Nanoporous oxides in thin film format have been receiving much attention in recent years, especially because of their potential for next generation device applications. However, the preparation of non-siliceous (mixed-metal) oxides that are structurally and compositionally well-defined is challenging. The primary reason is that both the nucleation and growth of the crystalline phase are usually difficult to control.

Here we describe the block-copolymer-templating synthesis (using an evaporation-induced self-assembly process) of a series of high quality large-pore mesoporous oxides with spinel and perovskite structures, including metal ferrites and mixed-valence manganese oxides, and their characterization by various imaging, diffraction, and spectroscopic methods. Besides, we demonstrate that the general idea of combining nanomagnetism and electrochemical energy storage concepts can be applied to block-copolymer-templated mixed-metal oxide thin films. Using such high-surface-area materials as the working electrode in lithium-ion battery cells or supercapacitors and carefully controlling the charge/discharge potential allows tuning (virtually fully reversible) the magnetism at room temperature without compromising the lattice and/or pore structure.[1-4] The results are exciting and clearly show that both techniques hold potential for application in the fields of micromagnetic actuation and spintronics to name a few.

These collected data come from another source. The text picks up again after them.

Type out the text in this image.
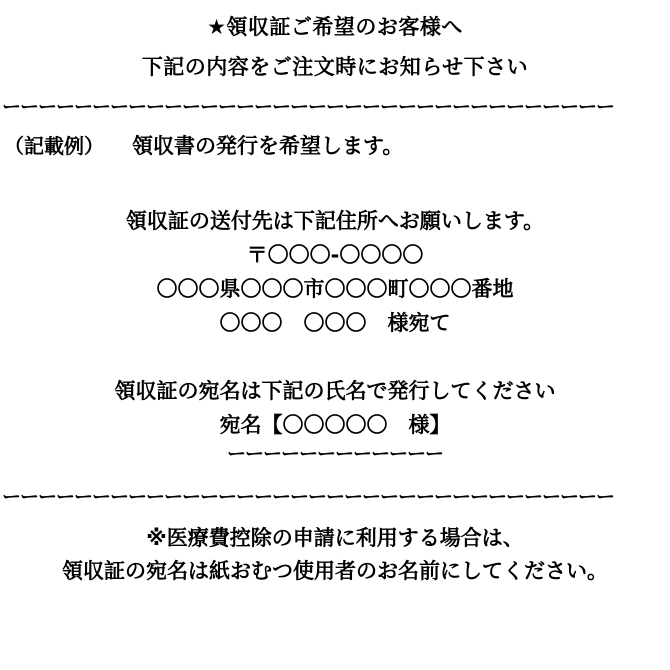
★領収証ご希望のお客様へ
下記の内容をご注文時にお知らせ下さい
ーーーーーーーーーーーーーーーーーーーーーーーーーーーーーーーーーー
（記載例） 領収書の発行を希望します。
領収証の送付先は下記住所へお願いします。
〒〇〇〇-〇〇〇〇
〇〇〇県〇〇〇市〇〇〇町〇〇〇番地
〇〇〇　〇〇〇　様宛て
領収証の宛名は下記の氏名で発行してください
宛名【〇〇〇〇〇　様】
ーーーーーーーーーーーー
ーーーーーーーーーーーーーーーーーーーーーーーーーーーーーーーーーー
※医療費控除の申請に利用する場合は、
領収証の宛名は紙おむつ使用者のお名前にしてください。
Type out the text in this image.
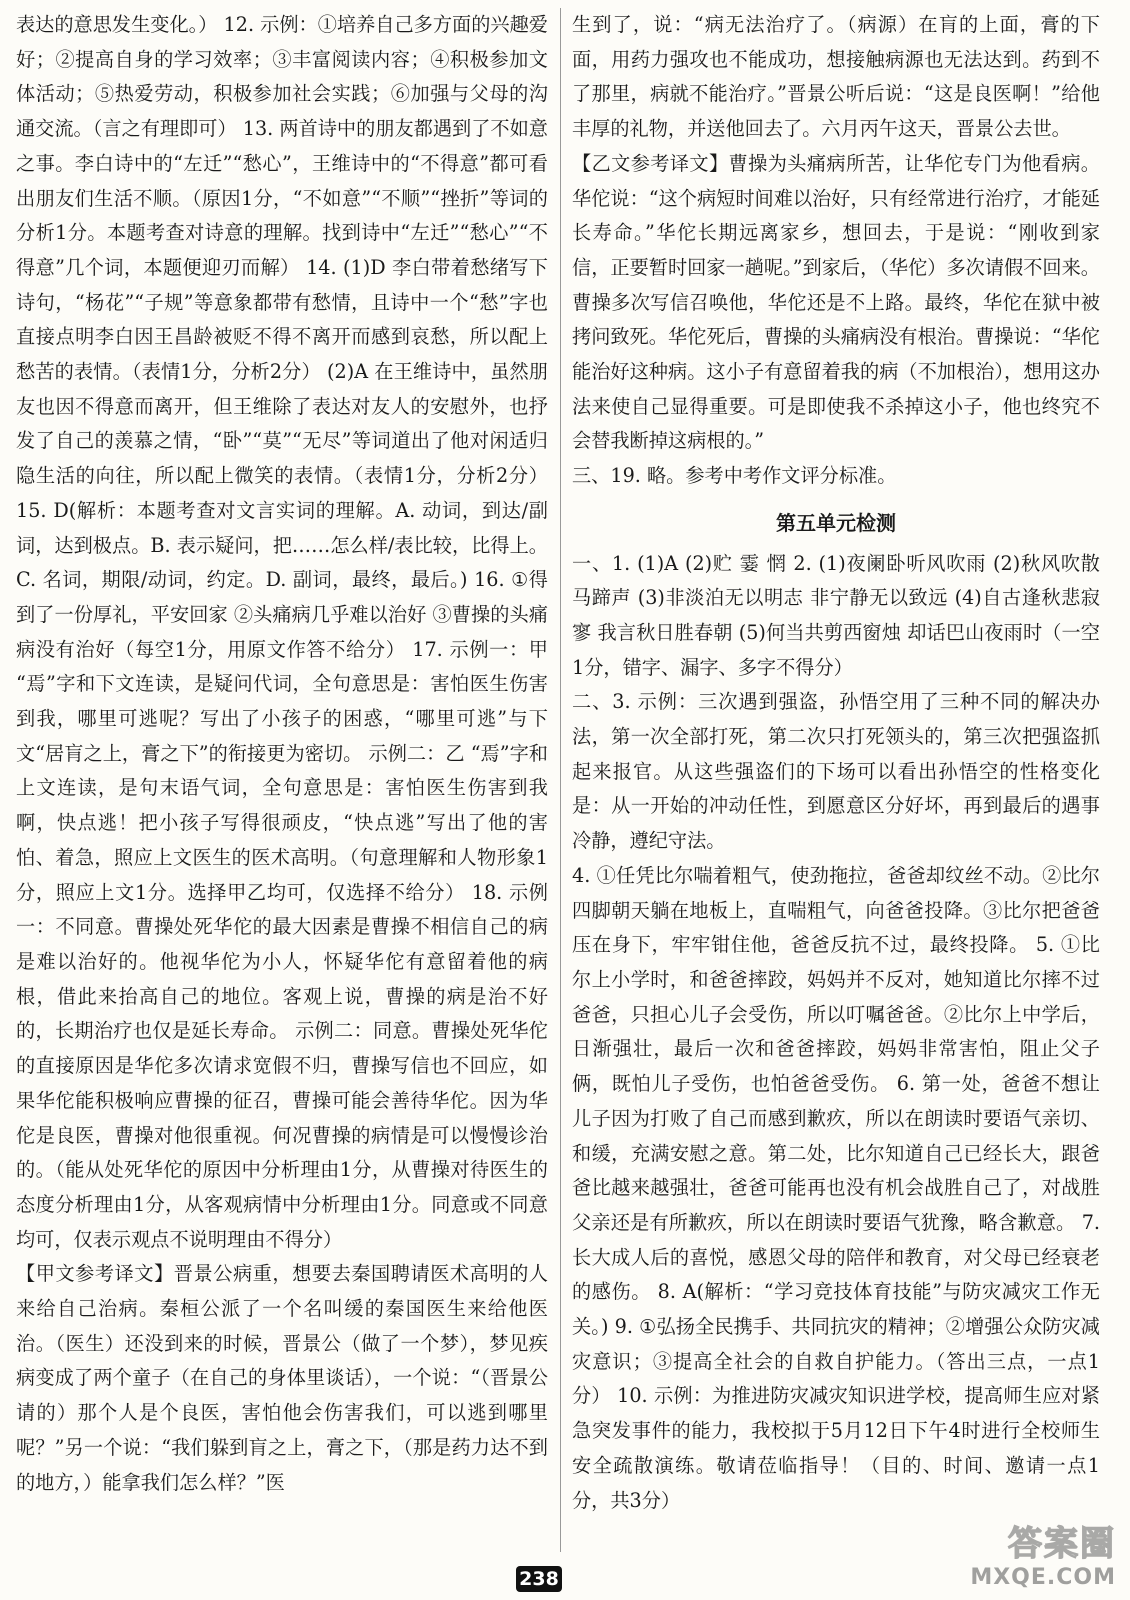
表达的意思发生变化。） 12. 示例：①培养自己多方面的兴趣爱好；②提高自身的学习效率；③丰富阅读内容；④积极参加文体活动；⑤热爱劳动，积极参加社会实践；⑥加强与父母的沟通交流。（言之有理即可） 13. 两首诗中的朋友都遇到了不如意之事。李白诗中的“左迁”“愁心”，王维诗中的“不得意”都可看出朋友们生活不顺。（原因1分，“不如意”“不顺”“挫折”等词的分析1分。本题考查对诗意的理解。找到诗中“左迁”“愁心”“不得意”几个词，本题便迎刃而解） 14. (1)D 李白带着愁绪写下诗句，“杨花”“子规”等意象都带有愁情，且诗中一个“愁”字也直接点明李白因王昌龄被贬不得不离开而感到哀愁，所以配上愁苦的表情。（表情1分，分析2分） (2)A 在王维诗中，虽然朋友也因不得意而离开，但王维除了表达对友人的安慰外，也抒发了自己的羡慕之情，“卧”“莫”“无尽”等词道出了他对闲适归隐生活的向往，所以配上微笑的表情。（表情1分，分析2分） 15. D(解析：本题考查对文言实词的理解。A. 动词，到达/副词，达到极点。B. 表示疑问，把……怎么样/表比较，比得上。C. 名词，期限/动词，约定。D. 副词，最终，最后。) 16. ①得到了一份厚礼，平安回家 ②头痛病几乎难以治好 ③曹操的头痛病没有治好（每空1分，用原文作答不给分） 17. 示例一：甲 “焉”字和下文连读，是疑问代词，全句意思是：害怕医生伤害到我，哪里可逃呢？写出了小孩子的困惑，“哪里可逃”与下文“居肓之上，膏之下”的衔接更为密切。 示例二：乙 “焉”字和上文连读，是句末语气词，全句意思是：害怕医生伤害到我啊，快点逃！把小孩子写得很顽皮，“快点逃”写出了他的害怕、着急，照应上文医生的医术高明。（句意理解和人物形象1分，照应上文1分。选择甲乙均可，仅选择不给分） 18. 示例一：不同意。曹操处死华佗的最大因素是曹操不相信自己的病是难以治好的。他视华佗为小人，怀疑华佗有意留着他的病根，借此来抬高自己的地位。客观上说，曹操的病是治不好的，长期治疗也仅是延长寿命。 示例二：同意。曹操处死华佗的直接原因是华佗多次请求宽假不归，曹操写信也不回应，如果华佗能积极响应曹操的征召，曹操可能会善待华佗。因为华佗是良医，曹操对他很重视。何况曹操的病情是可以慢慢诊治的。（能从处死华佗的原因中分析理由1分，从曹操对待医生的态度分析理由1分，从客观病情中分析理由1分。同意或不同意均可，仅表示观点不说明理由不得分）

【甲文参考译文】晋景公病重，想要去秦国聘请医术高明的人来给自己治病。秦桓公派了一个名叫缓的秦国医生来给他医治。（医生）还没到来的时候，晋景公（做了一个梦），梦见疾病变成了两个童子（在自己的身体里谈话），一个说：“（晋景公请的）那个人是个良医，害怕他会伤害我们，可以逃到哪里呢？”另一个说：“我们躲到肓之上，膏之下，（那是药力达不到的地方，）能拿我们怎么样？”医

生到了，说：“病无法治疗了。（病源）在肓的上面，膏的下面，用药力强攻也不能成功，想接触病源也无法达到。药到不了那里，病就不能治疗。”晋景公听后说：“这是良医啊！”给他丰厚的礼物，并送他回去了。六月丙午这天，晋景公去世。

【乙文参考译文】曹操为头痛病所苦，让华佗专门为他看病。华佗说：“这个病短时间难以治好，只有经常进行治疗，才能延长寿命。”华佗长期远离家乡，想回去，于是说：“刚收到家信，正要暂时回家一趟呢。”到家后，（华佗）多次请假不回来。曹操多次写信召唤他，华佗还是不上路。最终，华佗在狱中被拷问致死。华佗死后，曹操的头痛病没有根治。曹操说：“华佗能治好这种病。这小子有意留着我的病（不加根治），想用这办法来使自己显得重要。可是即使我不杀掉这小子，他也终究不会替我断掉这病根的。”

三、19. 略。参考中考作文评分标准。

第五单元检测

一、1. (1)A (2)贮 霎 惘 2. (1)夜阑卧听风吹雨 (2)秋风吹散马蹄声 (3)非淡泊无以明志 非宁静无以致远 (4)自古逢秋悲寂寥 我言秋日胜春朝 (5)何当共剪西窗烛 却话巴山夜雨时（一空1分，错字、漏字、多字不得分）

二、3. 示例：三次遇到强盗，孙悟空用了三种不同的解决办法，第一次全部打死，第二次只打死领头的，第三次把强盗抓起来报官。从这些强盗们的下场可以看出孙悟空的性格变化是：从一开始的冲动任性，到愿意区分好坏，再到最后的遇事冷静，遵纪守法。

4. ①任凭比尔喘着粗气，使劲拖拉，爸爸却纹丝不动。②比尔四脚朝天躺在地板上，直喘粗气，向爸爸投降。③比尔把爸爸压在身下，牢牢钳住他，爸爸反抗不过，最终投降。 5. ①比尔上小学时，和爸爸摔跤，妈妈并不反对，她知道比尔摔不过爸爸，只担心儿子会受伤，所以叮嘱爸爸。②比尔上中学后，日渐强壮，最后一次和爸爸摔跤，妈妈非常害怕，阻止父子俩，既怕儿子受伤，也怕爸爸受伤。 6. 第一处，爸爸不想让儿子因为打败了自己而感到歉疚，所以在朗读时要语气亲切、和缓，充满安慰之意。第二处，比尔知道自己已经长大，跟爸爸比越来越强壮，爸爸可能再也没有机会战胜自己了，对战胜父亲还是有所歉疚，所以在朗读时要语气犹豫，略含歉意。 7. 长大成人后的喜悦，感恩父母的陪伴和教育，对父母已经衰老的感伤。 8. A(解析：“学习竞技体育技能”与防灾减灾工作无关。) 9. ①弘扬全民携手、共同抗灾的精神；②增强公众防灾减灾意识；③提高全社会的自救自护能力。（答出三点，一点1分） 10. 示例：为推进防灾减灾知识进学校，提高师生应对紧急突发事件的能力，我校拟于5月12日下午4时进行全校师生安全疏散演练。敬请莅临指导！（目的、时间、邀请一点1分，共3分）

238
答案圈
MXQE.COM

[1] C. Reitz, P. M. Leufke, R. Schneider, H. Hahn and T. Brezesinski, Chem. Mater. 2014, 26, 5745.

[2] C. Reitz, C. Suchomski, D. Wang, H. Hahn and T. Brezesinski, J. Mater. Chem. C 2016, 4, 8889.

[3] C. Reitz, D. Wang, D. Stoeckel, A. Beck, T. Leichtweiss, H. Hahn and T. Brezesinski, ACS Appl. Mater. Interfaces 2017, 9, 22799.

[4] L. A. Dubraja, C. Reitz, L. Velasco, R. Witte, R. Kruk, H. Hahn and T. Brezesinski, ACS Appl. Nano Mater. 2018, 1, 65.